After creating event monitored items the plugin invokes ConditionRefresh (Server object i=2253, method i=3875) so the server pushes any condition that fired before the subscription started. The same call fires on every successful reconnect.

The bracketing RefreshStartEventType (i=2787) and RefreshEndEventType (i=2788) are recognized and used to set a diagnostic flag; live notifications arriving during the burst are applied normally because the state machine is driven by per-condition ConditionId and runs idempotently.

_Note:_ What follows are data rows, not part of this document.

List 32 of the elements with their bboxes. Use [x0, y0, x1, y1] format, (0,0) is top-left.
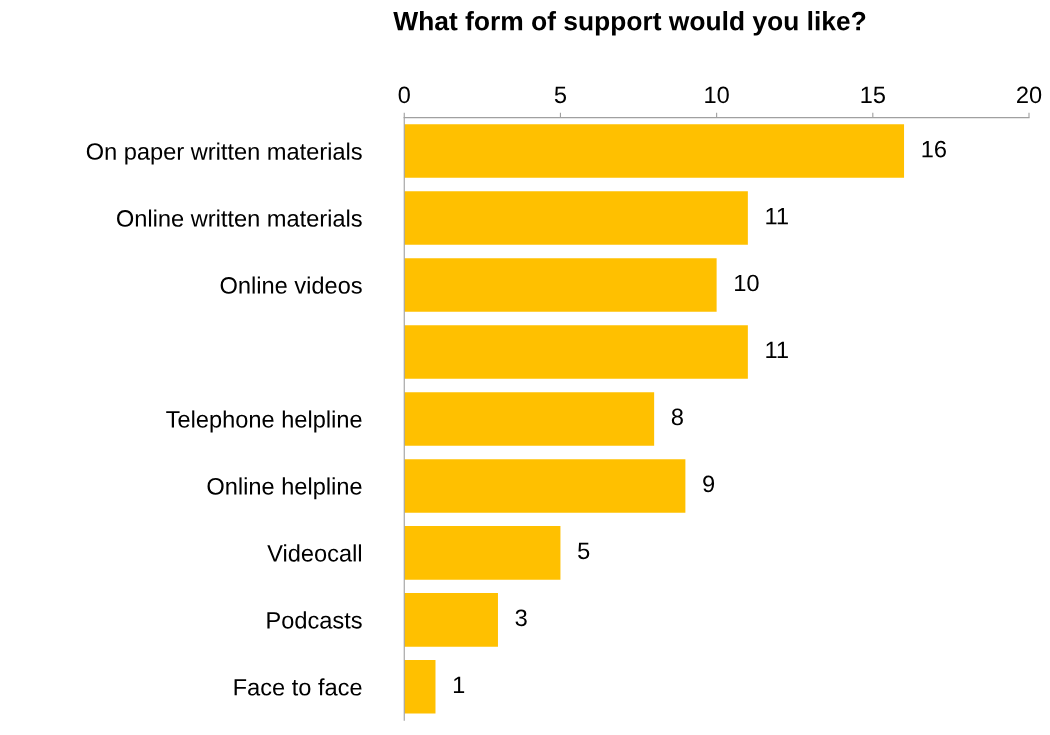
- bar: [404, 124, 905, 178]
- y-tick-label: Podcasts: [267, 611, 362, 629]
- bar: [404, 593, 498, 647]
- y-tick-label: Telephone helpline: [166, 410, 362, 433]
- data-label: 1: [453, 676, 465, 693]
- x-tick-label: 10: [705, 86, 729, 104]
- bar: [404, 325, 748, 379]
- y-tick-label: Videocall: [267, 544, 362, 562]
- y-tick-label: Online helpline: [207, 477, 362, 500]
- bar: [404, 258, 717, 312]
- data-label: 16: [922, 140, 946, 158]
- data-label: 3: [515, 609, 527, 627]
- data-label: 5: [578, 542, 590, 560]
- y-tick-label: On paper written materials: [86, 142, 362, 165]
- x-tick-label: 0: [398, 86, 410, 104]
- y-tick-label: Online written materials: [117, 209, 362, 227]
- x-tick-label: 20: [1017, 86, 1042, 104]
- data-label: 9: [703, 475, 715, 493]
- y-tick-label: Face to face: [234, 678, 362, 696]
- data-label: 10: [735, 274, 759, 292]
- bar: [404, 660, 436, 714]
- data-label: 11: [766, 341, 788, 359]
- chart-title: What form of support would you like?: [393, 11, 866, 36]
- x-tick-label: 15: [861, 86, 885, 104]
- bar: [404, 526, 561, 580]
- data-label: 8: [671, 408, 683, 426]
- data-label: 11: [766, 207, 788, 225]
- x-tick-label: 5: [554, 86, 567, 104]
- y-tick-label: Online videos: [220, 276, 362, 294]
- bar: [404, 459, 686, 513]
- bar: [404, 392, 655, 446]
- bar: [404, 191, 748, 245]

Acknowledge / Confirm round-trip

Two SOVD operations appear on every entity that has at least one event-mode alarm declared:

POST /apps/{entity}/operations/acknowledge_fault/executions
POST /apps/{entity}/operations/confirm_fault/executions

Body:

{ "fault_code": "PLC_OVERPRESSURE", "comment": "operator on radio" }

The plugin resolves (entity_id, fault_code) to the live ConditionId maintained by the poller, then calls the inherited AcknowledgeableConditionType method (Acknowledge i=9111 or Confirm i=9113) on that NodeId. The latest EventId ByteString captured from the most recent notification is passed as the first argument; without it servers return BadEventIdUnknown (Part 9 §5.7.3).

Vendor matrix

Vendor / runtime	AlarmConditionType	Notes
Siemens S7-1500	yes (FW V2.9+)	ProDiag, Program_Alarm, system diagnostics
Beckhoff TwinCAT 3	yes (TF6100)	`Confirm` propagates to PLC code; `Ack` does not
Rockwell ControlLogix	yes (via FactoryTalk Linx FW 16.20+)	Tag-based alarms bridged by the gateway
CodeSys 3.5+	yes (alarm manager provider library)	Custom severity mapping
OpenPLC v3	no	Scalar variables only; use threshold mode

Out of scope

ShelvingState write operations (TimedShelve / OneShotShelve / Unshelve). The plugin reads the state to suppress active alarms but does not yet expose operator UI to set it.
OPC-UA branch reasoning beyond BranchId-based suppression. Re-fires are tracked via fault_manager occurrence_count plus the /faults/stream SSE history.
Auto-discovery of alarm sources via Server.GeneratedEvents browse (tracked in #368 alongside scalar auto-discovery).
Quality (StatusCode) propagation to a SOVD status_quality field. Requires an additive field on the ReportFault.srv schema; tracked separately.